Wesley Williams, an OCF spokesman, said his office asked Evans for documentation of the use of the tickets last fall after agency officials questioned the purchases on his quarterly filing report.

Evans initially declined to share a list of recipients with The Post, saying that the tickets are funded with private donations. But Evans later made available a “representative list” of people he said have received tickets since the fall. The list includes names of about 70 individuals or organizations, including constituents, Wilson High School, DC Vote and “ANC Commissioners.”

In 2005-06, Evans faced scrutiny about the use of political contributions through his political action committee. Evans closed his Jack’s PAC after The Post reported that he had used funds to reimburse himself for entertainment and travel expenses. A subsequent OCF investigation determined that Evans broke no laws.

The review of Evans’s constituent services fund shows hundreds of donations since 2002 to charitable and civic organizations, such as the D.C. Police Foundation, the Citizens Association of Georgetown, the Capital Pride Festival, and the Boys and Girls Club of Greater Washington.

“We don’t turn people away,” said Schannette Grant, who is Evans’s chief of staff and oversees the fund. “Basically, when people call, we give them money.
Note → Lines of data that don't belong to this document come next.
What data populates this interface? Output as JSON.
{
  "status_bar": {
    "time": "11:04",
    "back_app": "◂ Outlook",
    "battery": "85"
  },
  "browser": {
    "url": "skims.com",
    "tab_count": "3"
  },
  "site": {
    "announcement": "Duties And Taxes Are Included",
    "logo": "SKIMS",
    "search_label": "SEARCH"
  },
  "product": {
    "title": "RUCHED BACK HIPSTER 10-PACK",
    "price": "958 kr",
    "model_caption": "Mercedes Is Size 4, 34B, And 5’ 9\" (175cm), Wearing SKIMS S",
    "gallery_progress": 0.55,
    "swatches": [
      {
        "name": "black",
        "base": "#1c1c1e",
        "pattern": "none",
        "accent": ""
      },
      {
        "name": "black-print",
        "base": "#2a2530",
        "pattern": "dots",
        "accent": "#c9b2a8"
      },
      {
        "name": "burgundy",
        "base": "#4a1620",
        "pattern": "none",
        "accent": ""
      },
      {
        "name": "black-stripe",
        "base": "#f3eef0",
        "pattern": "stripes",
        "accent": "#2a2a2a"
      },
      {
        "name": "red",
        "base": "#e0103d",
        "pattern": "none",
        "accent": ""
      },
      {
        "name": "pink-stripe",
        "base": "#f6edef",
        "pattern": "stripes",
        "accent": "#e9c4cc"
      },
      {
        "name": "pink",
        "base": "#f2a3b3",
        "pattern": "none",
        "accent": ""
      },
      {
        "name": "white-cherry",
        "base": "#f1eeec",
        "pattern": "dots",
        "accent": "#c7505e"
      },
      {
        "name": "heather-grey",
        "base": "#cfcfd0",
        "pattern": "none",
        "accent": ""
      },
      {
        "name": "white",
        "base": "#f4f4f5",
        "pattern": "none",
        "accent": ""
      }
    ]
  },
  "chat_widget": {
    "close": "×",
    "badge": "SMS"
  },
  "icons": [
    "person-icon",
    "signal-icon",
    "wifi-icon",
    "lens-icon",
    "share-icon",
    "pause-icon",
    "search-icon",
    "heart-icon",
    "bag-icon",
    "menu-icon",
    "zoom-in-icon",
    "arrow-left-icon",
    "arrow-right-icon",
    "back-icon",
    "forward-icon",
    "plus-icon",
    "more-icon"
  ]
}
We help as many people as we possibly can.”

The Post identified $2,941 in payments to Pepco, D.C. Water and Washington Gas since 2001 to cover constituent utility bills.

An additional $6,251 went to Deer Park and Jordan Springs for water, records show. Evans said the water is provided to staff and constituents in his office, allowing him to not pay for it out of his taxpayer-funded council account.

The fund also paid $3,192 to the D.C. treasurer. Evans and Grant said much of that amount was for office parking tickets.

“Sometimes, we will go to a community event at night and park at a meter where it’s only good two hours,” Grant said. “That would be a work . . . expense.”

Asher Corson, president of the Foggy Bottom Community Association, said Evans should be more focused on the “tremendous needs in the ward” instead of using the fund for season tickets.

“If he is using the money to buy those tickets, they haven’t been passed along to my constituents,” Corson said. “We have a lot of community groups going up against pretty big challenges and can use more support.”

But Lenore Rubino, president of the Burleith Citizens Association, said she has seen e-mails from Evans or his staff offering “tickets to the community.”

“He’s helped us out with any number of issues that we’ve had,” said Rubino, who added that Evans has a long record of constituent service.

Evans’s ticket purchases and the recent questions about how council member Yvette M. Alexander (D-Ward 7) had used her fund may lead the council to debate new restrictions in the fall, including whether the $80,000 annual limit should be reduced.

“I don’t know what is legitimate, but I think we are trying to do too much,” said council member Mary M. Cheh (D-Ward 3).